LA ou LAPPONIE, (Géographie) grand pays au nord de l'Europe et de la Scandinavie, entre la mer Glaciale, la Russie, la Norvège et la Suède. Comme il est partagé entre ces trois couronnes, on le divise en Laponie russienne, danoise et suédoise : cependant cette dernière est la seule qui soit un peu peuplée, du moins relativement au climat rigoureux.

Saxon le grammairien qui fleurissait sur la fin du xij siècle, est le premier qui ait parlé de ce pays et de ses habitants ; mais comme le dit M. de Voltaire (dont le lecteur aimera mieux trouver ici les réflexions, que l'extrait de l'histoire mal digérée de Scheffer), ce n'est que dans le XVe siècle qu'on commença de connaître grossièrement la Laponie, dont les Russes, les Danois et les Suédais même n'avaient que de faibles notions.
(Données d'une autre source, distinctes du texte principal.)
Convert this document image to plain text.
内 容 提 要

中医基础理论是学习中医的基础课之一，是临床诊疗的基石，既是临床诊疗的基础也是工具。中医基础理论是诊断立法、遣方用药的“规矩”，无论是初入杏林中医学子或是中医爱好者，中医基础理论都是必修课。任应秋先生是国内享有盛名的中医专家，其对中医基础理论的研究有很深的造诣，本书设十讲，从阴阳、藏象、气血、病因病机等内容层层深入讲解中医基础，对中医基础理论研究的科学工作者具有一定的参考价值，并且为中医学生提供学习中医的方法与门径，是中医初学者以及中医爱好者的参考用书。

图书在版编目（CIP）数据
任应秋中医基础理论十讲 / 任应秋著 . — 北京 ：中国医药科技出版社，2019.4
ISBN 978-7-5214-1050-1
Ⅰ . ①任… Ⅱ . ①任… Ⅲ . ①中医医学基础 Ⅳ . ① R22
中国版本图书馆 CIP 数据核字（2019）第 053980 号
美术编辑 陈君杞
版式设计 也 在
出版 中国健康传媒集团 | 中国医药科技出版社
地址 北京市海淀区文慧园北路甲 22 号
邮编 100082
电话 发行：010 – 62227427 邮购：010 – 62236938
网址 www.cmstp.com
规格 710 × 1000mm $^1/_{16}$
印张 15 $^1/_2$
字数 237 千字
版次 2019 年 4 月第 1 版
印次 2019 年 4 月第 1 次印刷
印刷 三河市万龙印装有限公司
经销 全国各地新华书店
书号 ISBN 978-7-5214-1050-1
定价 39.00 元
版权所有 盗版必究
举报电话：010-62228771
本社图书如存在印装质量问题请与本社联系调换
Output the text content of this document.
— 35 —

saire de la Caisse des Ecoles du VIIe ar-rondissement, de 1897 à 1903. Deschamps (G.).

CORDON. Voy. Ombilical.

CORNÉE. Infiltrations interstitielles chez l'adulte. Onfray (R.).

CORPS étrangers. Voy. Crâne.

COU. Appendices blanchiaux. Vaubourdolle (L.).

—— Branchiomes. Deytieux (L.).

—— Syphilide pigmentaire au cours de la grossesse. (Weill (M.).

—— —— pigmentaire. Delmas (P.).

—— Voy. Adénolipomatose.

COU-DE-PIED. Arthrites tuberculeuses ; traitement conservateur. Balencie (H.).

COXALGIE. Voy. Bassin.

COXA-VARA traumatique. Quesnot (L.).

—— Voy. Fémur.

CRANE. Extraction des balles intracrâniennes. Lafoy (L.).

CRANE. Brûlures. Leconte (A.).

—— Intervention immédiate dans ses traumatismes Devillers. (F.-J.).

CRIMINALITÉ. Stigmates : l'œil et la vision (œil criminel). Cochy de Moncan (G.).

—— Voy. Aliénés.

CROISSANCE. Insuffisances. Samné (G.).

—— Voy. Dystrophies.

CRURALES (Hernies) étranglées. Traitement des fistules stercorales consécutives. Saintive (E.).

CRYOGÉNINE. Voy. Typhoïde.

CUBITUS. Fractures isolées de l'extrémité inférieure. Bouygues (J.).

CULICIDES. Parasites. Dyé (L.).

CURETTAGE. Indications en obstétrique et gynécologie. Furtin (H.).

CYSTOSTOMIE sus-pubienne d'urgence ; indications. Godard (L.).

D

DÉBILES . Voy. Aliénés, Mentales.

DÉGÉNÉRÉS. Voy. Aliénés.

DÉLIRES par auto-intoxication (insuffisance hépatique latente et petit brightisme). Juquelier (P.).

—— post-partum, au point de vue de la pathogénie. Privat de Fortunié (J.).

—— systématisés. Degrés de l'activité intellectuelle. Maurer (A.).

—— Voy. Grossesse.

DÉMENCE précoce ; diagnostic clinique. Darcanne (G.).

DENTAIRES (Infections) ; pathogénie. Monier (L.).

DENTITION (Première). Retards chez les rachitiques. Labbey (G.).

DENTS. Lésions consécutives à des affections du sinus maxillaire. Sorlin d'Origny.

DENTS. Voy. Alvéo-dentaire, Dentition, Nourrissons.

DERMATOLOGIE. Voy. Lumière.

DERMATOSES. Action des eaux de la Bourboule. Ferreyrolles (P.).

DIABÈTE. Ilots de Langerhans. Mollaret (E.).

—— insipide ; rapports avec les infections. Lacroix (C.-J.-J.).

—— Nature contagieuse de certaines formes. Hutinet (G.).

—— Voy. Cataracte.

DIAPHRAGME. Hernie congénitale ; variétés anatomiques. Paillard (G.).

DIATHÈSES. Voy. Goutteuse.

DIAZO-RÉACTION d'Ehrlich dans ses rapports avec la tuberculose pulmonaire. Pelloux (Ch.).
Ce vaste pays voisin du pôle avait été seulement désigné par les anciens géographes sous le nom de la contrée des Cynocéphales, des Himantopodes, des Troglotites et des Pygmées. En effet nous apprimes par les relations des écrivains de Suède et de Danemark, que la race des pygmées n'est point une fable, et qu'ils les avaient retrouvés sous le pôle dans un pays idolâtre, couvert de neige, de montagnes et de rochers, rempli de loups, d'élans, d'ours, d'hermines et de rennes.

Les Lapons, continue M. de Voltaire (d'après le témoignage de tous les voyageurs), ne paraissent point tenir des Finlandais dont on les fait sortir, ni d'aucun autre peuple de leurs voisins. Les hommes en Finlande, en Norvège, en Suède, en Russie, sont blonds, grands et bienfaits ; la Laponie ne produit que des hommes de trois coudées de haut, pâles, basanés, avec des cheveux courts, durs et noirs ; leur tête, leurs yeux, leurs oreilles, leur nez, leur ventre, leurs cuisses et leurs pieds menus, les différencient encore de tous les peuples qui entourent leurs déserts.

Ils paraissent une espèce particulière faite pour le climat qu'ils habitent, qu'ils aiment, et qu'eux seuls peuvent aimer. La nature qui n'a mis les rennes que dans cette contrée, semble y avoir produit les Lapons ; et comme leurs rennes ne sont point venues d'ailleurs, ce n'est pas non plus d'un autre pays que les Lapons y paraissent venus. Il n'est pas vraisemblable que les habitants d'une terre moins sauvage, aient franchi les glaces et les déserts pour se transplanter dans des terres si stériles, si ténébreuses, qu'on n'y voit pas clair trois mois de l'année, et qu'il faut changer sans-cesse de canton pour y trouver de quoi subsister. Une famille peut être jetée par la tempête dans une île déserte, et la peupler ; mais on ne quitte point dans le continent des habitations qui produisent quelque nourriture, pour aller s'établir au loin sur des rochers couverts de mousse, au milieu des frimats, des précipices, des neiges et des glaces ; où l'on ne peut se nourrir que de lait de rennes et de poissons secs, sans avoir aucun commerce avec le reste du monde.

De plus, si des Finlandais, des Norwingiens, des Russes, des Suédais, des Islandais, peuples aussi septentrionaux que les Lapons, s'étaient transplantés en Laponie, y auraient-ils absolument changé de figure ? Il semble donc que les Lapons sont une nouvelle espèce d'hommes qui se sont présentés pour la première fois à nos regards et à nos observations dans le seizième siècle ; tandis que l'Asie et l'Amérique nous faisaient voir tant d'autres peuples, dont nous n'avions pas plus de connaissance. Dès-lors la sphère de la nature s'est agrandie pour nous de tous côtés, et c'est par-là véritablement que la Laponie mérite notre attention. Essai sur l'Histoire universelle, tome III. (D.J.)